Речь шла о понимании Европой (после Освенцима, после которого «нельзя писать стихов») своего абсолютного банкротства, своей неумелости справиться с собой, словом, полной никудышности, соответственно: о необходимости сойтись воедино в этой нику- дышности, быть, раз уж так случилось, не национально никудышней, а глобально никудышней, слить себя в котел Единой Никудышности и, сделав это, взять курс на новую Каноссу с погружением в American Dream и с окончательным и уже непоправимым пробуждением в африканскую действительность. «Совесть господина Монне»? Почему бы и нет, но гораздо интереснее было бы воздать должное его рычагам воздействия.
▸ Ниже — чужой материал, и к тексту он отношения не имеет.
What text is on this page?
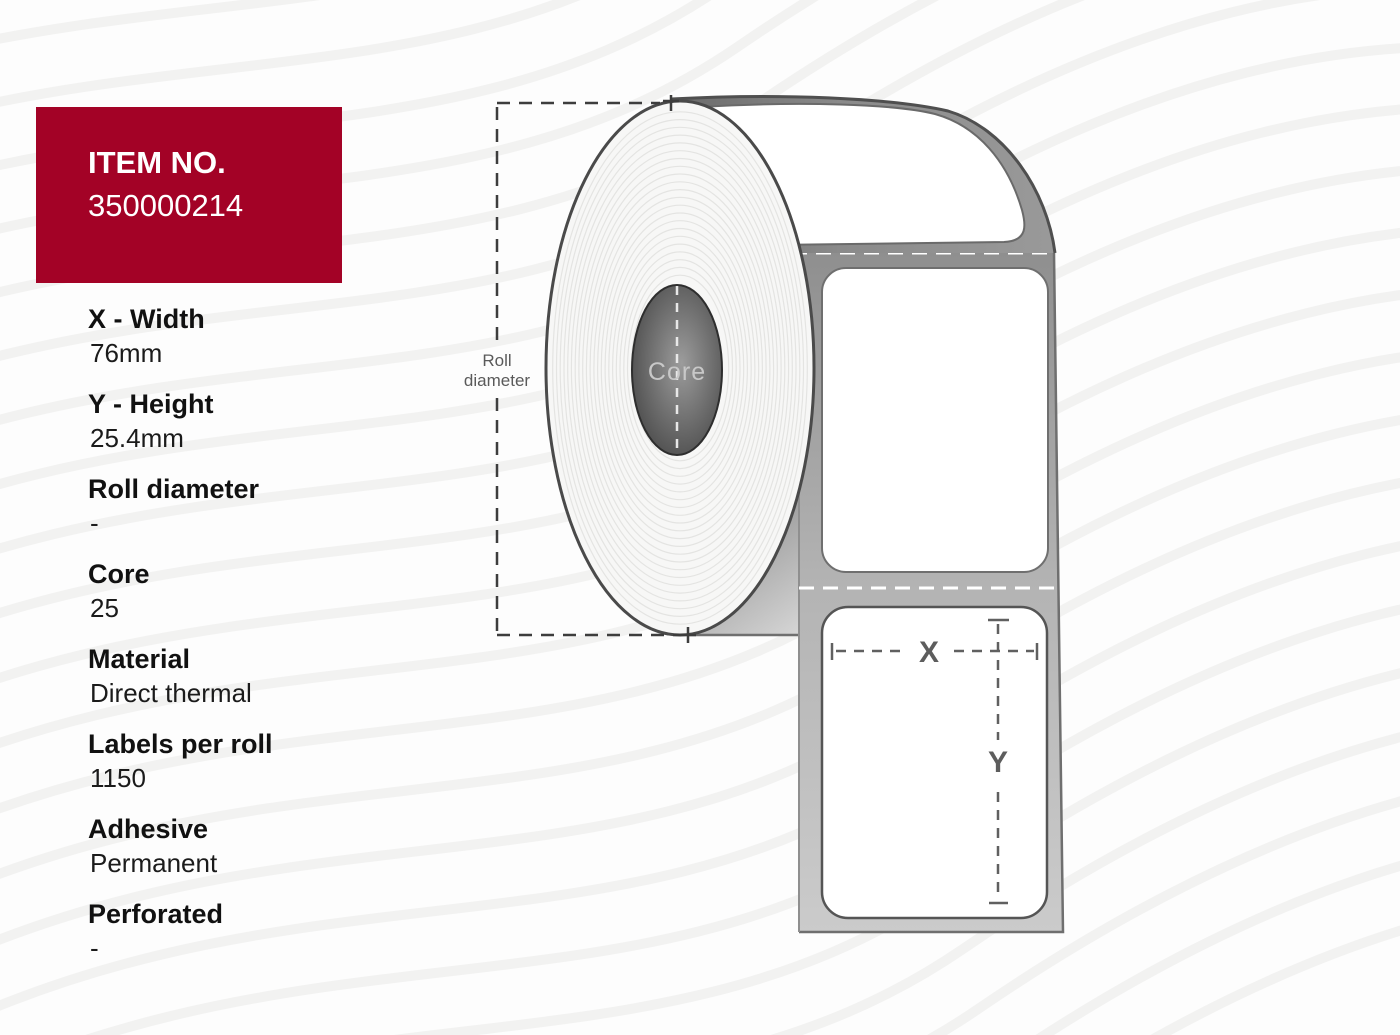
X
Y
Core
Roll
diameter
ITEM NO.
350000214
X - Width
76mm
Y - Height
25.4mm
Roll diameter
-
Core
25
Material
Direct thermal
Labels per roll
1150
Adhesive
Permanent
Perforated
-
Монне, хоть и не «выдвиженец» Адольфа Гитлера, но ловкий биржевой игрок на крахе его предприятия (под вывеской Тысячелетний Рейх), скупщик немецких акций накануне абсолютного падения их курса, скупщик дешевизны в перспективе новых послеялтинских политических подорожаний; надо обратить внимание, с какой убедительностью он разыгрывает немецкую «шестерку», тянущую еще вчера на «козырного туза». Страх перед Германией, перед «ces asiates de I’Europe» («гуннами», как их до самой смерти называла королева–мать), умело разжигаемый и поддерживаемый страх перед «народом убийц»: от розыгрыша этой карты и зависел, по сути, вопрос: быть или не быть Объединенной Европе, которая и возникала ведь в прямом и переносном смысле В ЦЕЛЯХ СНЯТИЯ НЕМЕЦКОГО ФАКТОРА. В феврале 1949 года, когда встал вопрос о сроках оккупационного присутствия в Германии, условием американской стороны было создание «в пределах соответствующих границ общего европейского Союза, в котором может быть абсорбирована Германия». Решение должны были принимать сами европейцы, впрочем, при обещании всяческой поддержки извне.

154

Здесь и дальше по книге: Andreas Bracher, Europa im amerikanischen Weltsystem. BruchstQcke zu einer ungeschriebenen Geschichte des 20. Jahrhunderts, Perseus Verlag, Basel 2000, S. 79–100.